Smartphone lab can detect cancer just as well as standard lab technology

10/20/2016 - 02:55

Erik Gomez


Washington State University researchers have developed a low-cost, portable laboratory on a smartphone that can analyze several samples at once to catch a cancer biomarker, producing lab quality results.

The research team, led by Lei Li, assistant professor in the School of Mechanical and Materials Engineering, recently published the work in the journal Biosensors and Bioelectronics.

At a time when patients and medical professionals expect always faster results, researchers are trying to translate biodetection technologies used in laboratories to the field and clinic, so patients can get nearly instant diagnoses in a physician’s office, an ambulance or the emergency room.

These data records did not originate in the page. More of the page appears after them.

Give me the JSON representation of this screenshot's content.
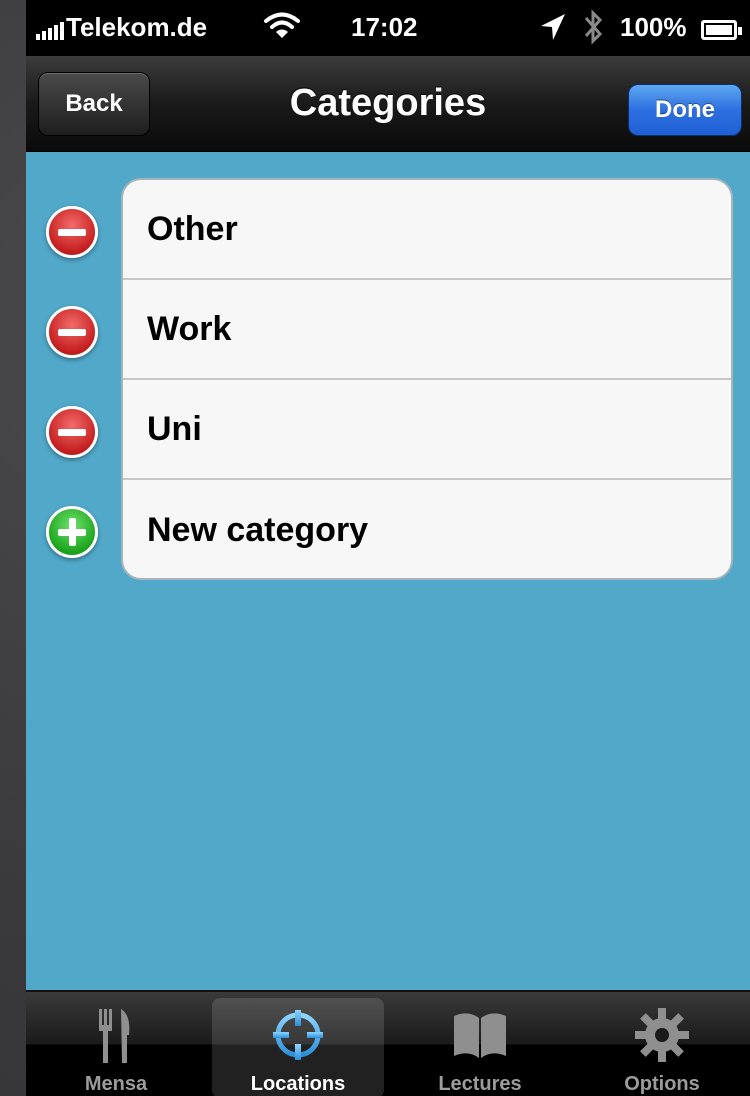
{
  "status_bar": {
    "carrier": "Telekom.de",
    "time": "17:02",
    "battery": "100%"
  },
  "nav": {
    "title": "Categories",
    "back_label": "Back",
    "done_label": "Done"
  },
  "categories": [
    {
      "label": "Other",
      "control": "delete"
    },
    {
      "label": "Work",
      "control": "delete"
    },
    {
      "label": "Uni",
      "control": "delete"
    },
    {
      "label": "New category",
      "control": "insert"
    }
  ],
  "tabs": [
    {
      "label": "Mensa",
      "icon": "fork-knife-icon",
      "selected": false
    },
    {
      "label": "Locations",
      "icon": "crosshair-icon",
      "selected": true
    },
    {
      "label": "Lectures",
      "icon": "book-icon",
      "selected": false
    },
    {
      "label": "Options",
      "icon": "gear-icon",
      "selected": false
    }
  ],
  "colors": {
    "background": "#51a8c8",
    "done_button": "#2d6fe0",
    "delete_control": "#c51f1f",
    "insert_control": "#1da51d"
  }
}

READ MORE ON WASHINGTON STATE UNIVERSITY

Ref: A multichannel smartphone optical biosensor for high-throughput point-of-care diagnostics. Biosensors and Bioelectronics (2017) | DOI: 10.1016/j.bios.2016.09.021

ABSTRACT

Current reported smartphone spectrometers are only used to monitor or measure one sample at a time. For the first time, we demonstrate a multichannel smartphone spectrometer (MSS) as an optical biosensor that can simultaneously optical sense multiple samples. In this work, we developed a novel method to achieve the multichannel optical spectral sensing with nanometer resolution on a smartphone. A 3D printed cradle held the smartphone integrated with optical components. This optical sensor performed accurate and reliable spectral measurements by optical intensity changes at specific wavelength or optical spectral shifts. A custom smartphone multi-view App was developed to control the optical sensing parameters and to align each sample to the corresponding channel. The captured images were converted to the transmission spectra in the visible wavelength range from 400 nm to 700 nm with the high resolution of 0.2521 nm per pixel. We validated the performance of this MSS via measuring the concentrations of protein and immunoassaying a type of human cancer biomarker. Compared to the standard laboratory instrument, the results sufficiently showed that this MSS can achieve the comparative analysis detection limits, accuracy and sensitivity. We envision that this multichannel smartphone optical biosensor will be useful in high-throughput point-of-care diagnostics with its minimizing size, light weight, low cost and data transmission function.